But what about combining characters? https://en.wikipedia.org/wiki/Combining_Dia...

dahfizz · on March 26, 2021

Combining characters are their own unicode codepoint, so they count towards length. The beauty of this approach is that its simple and objective.

If you had a list of 5 Dom Element objects, and one Dom Attr object, the length of that list is 6. Its nonsensical to say "The Attr object modifies an Element object, so its not really in the list".

shawnz · on March 26, 2021

Going by bytes is also simple and objective. And also totally arbitrary, just like going by codepoints.

Which is the most useful for dealing with strings in practice though? Are either interpretations useful at all?

dahfizz · on March 26, 2021

Going byte by byte is useless. You can't do anything with a single byte of a unicode codepoint (unless, by luck, the codepoint is encoded in a single byte).

Codepoint is the smallest useful unit of a unicode string. It is a character, and you can do all the character things with it.

If you wanted to implement a toUpper() function for example, you would want to iterate over all the codepoints.

masklinn · on March 26, 2021

> If you wanted to implement a toUpper() function for example, you would want to iterate over all the codepoints.
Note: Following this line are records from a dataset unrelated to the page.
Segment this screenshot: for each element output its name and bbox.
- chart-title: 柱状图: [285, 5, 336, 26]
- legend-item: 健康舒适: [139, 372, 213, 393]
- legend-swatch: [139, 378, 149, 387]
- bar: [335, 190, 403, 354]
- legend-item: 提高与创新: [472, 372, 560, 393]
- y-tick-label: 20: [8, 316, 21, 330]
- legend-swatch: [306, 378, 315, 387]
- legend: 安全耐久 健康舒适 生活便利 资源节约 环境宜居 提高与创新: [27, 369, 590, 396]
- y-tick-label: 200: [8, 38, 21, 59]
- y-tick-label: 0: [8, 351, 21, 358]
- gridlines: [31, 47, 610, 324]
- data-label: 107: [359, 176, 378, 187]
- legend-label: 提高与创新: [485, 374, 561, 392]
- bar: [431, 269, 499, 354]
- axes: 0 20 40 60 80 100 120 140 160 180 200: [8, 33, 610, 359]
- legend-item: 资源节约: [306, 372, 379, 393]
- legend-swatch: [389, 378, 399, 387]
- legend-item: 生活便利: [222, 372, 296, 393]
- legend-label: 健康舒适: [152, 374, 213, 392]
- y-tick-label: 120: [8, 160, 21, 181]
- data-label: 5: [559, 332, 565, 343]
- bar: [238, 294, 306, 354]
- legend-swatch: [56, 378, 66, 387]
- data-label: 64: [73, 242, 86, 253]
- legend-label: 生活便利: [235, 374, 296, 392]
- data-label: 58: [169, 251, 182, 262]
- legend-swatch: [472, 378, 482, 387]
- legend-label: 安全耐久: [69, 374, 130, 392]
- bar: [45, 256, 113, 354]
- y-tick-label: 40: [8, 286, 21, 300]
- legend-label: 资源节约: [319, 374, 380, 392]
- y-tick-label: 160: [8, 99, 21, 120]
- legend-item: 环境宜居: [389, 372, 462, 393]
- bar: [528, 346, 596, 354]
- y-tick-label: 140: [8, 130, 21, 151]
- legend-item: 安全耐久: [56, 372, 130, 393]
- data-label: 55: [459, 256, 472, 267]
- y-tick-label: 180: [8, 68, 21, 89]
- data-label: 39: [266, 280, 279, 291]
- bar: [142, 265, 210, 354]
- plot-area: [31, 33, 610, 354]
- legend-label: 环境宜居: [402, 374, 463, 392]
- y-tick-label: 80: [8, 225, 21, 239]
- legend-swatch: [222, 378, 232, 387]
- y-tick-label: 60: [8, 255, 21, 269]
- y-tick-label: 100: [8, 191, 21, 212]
Nope. In order to deal with special casings you will have to span multiple codepoints, at which point it's no more work with whatever the code units are.

d110af5ccf · on March 26, 2021

> Combining characters are their own unicode codepoint, so they count towards length.
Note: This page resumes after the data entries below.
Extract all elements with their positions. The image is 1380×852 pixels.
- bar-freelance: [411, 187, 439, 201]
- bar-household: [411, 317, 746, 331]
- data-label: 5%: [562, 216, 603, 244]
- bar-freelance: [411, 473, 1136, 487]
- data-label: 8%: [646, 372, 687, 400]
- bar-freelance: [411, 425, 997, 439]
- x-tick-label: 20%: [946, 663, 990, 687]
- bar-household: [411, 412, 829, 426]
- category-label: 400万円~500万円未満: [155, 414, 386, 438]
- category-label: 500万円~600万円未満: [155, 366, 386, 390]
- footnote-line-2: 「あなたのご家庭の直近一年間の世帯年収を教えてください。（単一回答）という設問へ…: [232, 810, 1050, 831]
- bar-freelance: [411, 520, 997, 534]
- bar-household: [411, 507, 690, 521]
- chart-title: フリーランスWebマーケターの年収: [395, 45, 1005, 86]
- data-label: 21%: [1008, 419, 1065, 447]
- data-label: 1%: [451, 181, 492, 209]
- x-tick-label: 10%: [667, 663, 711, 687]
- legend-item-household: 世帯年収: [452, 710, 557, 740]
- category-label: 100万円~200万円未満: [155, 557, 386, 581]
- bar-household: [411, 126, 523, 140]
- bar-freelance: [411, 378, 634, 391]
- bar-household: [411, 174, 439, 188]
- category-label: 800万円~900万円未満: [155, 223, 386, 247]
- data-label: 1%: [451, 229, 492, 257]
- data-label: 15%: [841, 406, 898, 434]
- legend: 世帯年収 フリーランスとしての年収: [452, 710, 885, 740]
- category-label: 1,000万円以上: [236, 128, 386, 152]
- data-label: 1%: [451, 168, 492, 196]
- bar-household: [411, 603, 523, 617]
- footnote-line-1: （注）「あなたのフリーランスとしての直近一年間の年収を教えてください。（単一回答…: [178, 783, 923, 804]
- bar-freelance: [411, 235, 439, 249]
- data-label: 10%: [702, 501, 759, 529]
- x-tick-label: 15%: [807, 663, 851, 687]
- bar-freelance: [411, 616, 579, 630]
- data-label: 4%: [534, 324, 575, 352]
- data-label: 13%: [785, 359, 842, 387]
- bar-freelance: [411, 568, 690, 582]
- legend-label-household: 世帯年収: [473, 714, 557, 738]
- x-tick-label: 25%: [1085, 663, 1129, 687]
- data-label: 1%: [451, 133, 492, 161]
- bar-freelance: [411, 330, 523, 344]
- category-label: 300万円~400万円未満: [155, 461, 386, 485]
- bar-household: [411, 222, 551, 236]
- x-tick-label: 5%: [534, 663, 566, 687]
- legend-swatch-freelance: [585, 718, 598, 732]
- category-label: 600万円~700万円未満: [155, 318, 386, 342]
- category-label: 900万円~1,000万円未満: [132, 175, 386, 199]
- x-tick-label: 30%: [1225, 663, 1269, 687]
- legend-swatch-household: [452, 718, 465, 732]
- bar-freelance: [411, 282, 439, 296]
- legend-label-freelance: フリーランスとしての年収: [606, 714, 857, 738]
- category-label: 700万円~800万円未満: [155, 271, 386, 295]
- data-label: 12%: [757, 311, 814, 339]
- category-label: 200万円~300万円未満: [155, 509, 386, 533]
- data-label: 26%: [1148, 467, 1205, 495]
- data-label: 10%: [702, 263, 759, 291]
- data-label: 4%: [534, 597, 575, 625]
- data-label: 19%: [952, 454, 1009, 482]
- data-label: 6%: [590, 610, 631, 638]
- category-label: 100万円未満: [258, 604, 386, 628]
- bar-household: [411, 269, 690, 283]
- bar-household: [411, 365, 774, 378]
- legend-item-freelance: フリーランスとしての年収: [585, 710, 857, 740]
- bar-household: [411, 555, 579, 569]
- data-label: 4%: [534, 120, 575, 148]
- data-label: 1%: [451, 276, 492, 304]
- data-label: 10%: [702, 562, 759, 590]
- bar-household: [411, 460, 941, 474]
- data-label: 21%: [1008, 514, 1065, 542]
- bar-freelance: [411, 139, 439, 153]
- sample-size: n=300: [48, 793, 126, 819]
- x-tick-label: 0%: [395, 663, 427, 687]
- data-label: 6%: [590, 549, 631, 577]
This is incredibly arbitrary - it depends entirely on what "length" means for a particular usecase. From the user's perspective there might only be a single character on the screen.
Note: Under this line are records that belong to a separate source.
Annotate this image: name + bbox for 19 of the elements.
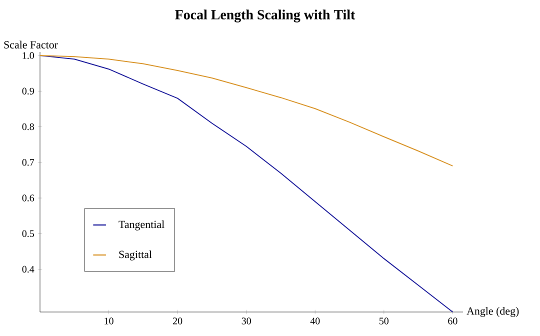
line-series: [40, 55, 454, 166]
y-tick-label: 0.6: [22, 194, 34, 202]
legend-label: Sagittal: [119, 250, 152, 260]
y-tick-label: 0.4: [22, 266, 34, 273]
x-tick-label: 30: [242, 318, 251, 324]
x-tick-label: 10: [104, 318, 114, 324]
legend-label: Tangential: [118, 220, 164, 230]
x-tick-label: 50: [380, 318, 389, 324]
y-tick-label: 0.8: [22, 123, 34, 130]
x-tick-label: 40: [310, 318, 320, 324]
y-tick-label: 0.5: [22, 230, 34, 238]
y-axis-title: Scale Factor: [4, 40, 58, 48]
x-tick-label: 60: [448, 318, 458, 324]
x-tick-label: 20: [173, 318, 182, 324]
y-tick-label: 0.9: [22, 88, 34, 95]
x-axis-title: Angle (deg): [466, 307, 519, 317]
y-tick-label: 0.7: [22, 159, 34, 166]
y-tick-label: 1.0: [22, 52, 34, 59]
chart-title: Focal Length Scaling with Tilt: [175, 10, 356, 22]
Any nontrivial string operation must be based around grapheme clusters, otherwise it is fundamentally broken. Codepoints are a useful encoding agnostic way to handle basic (split & concatenate) operations, but the method by which those offsets are determined needs to be grapheme cluster aware. Raw byte offsets are encoding specific and only really useful for allocating the underlying storage.

rurban · on March 26, 2021

You don't count the length. Length specifies the size of the internal encoding.

You count the width. And there are Unicode rules how you count the width. Which do change every year.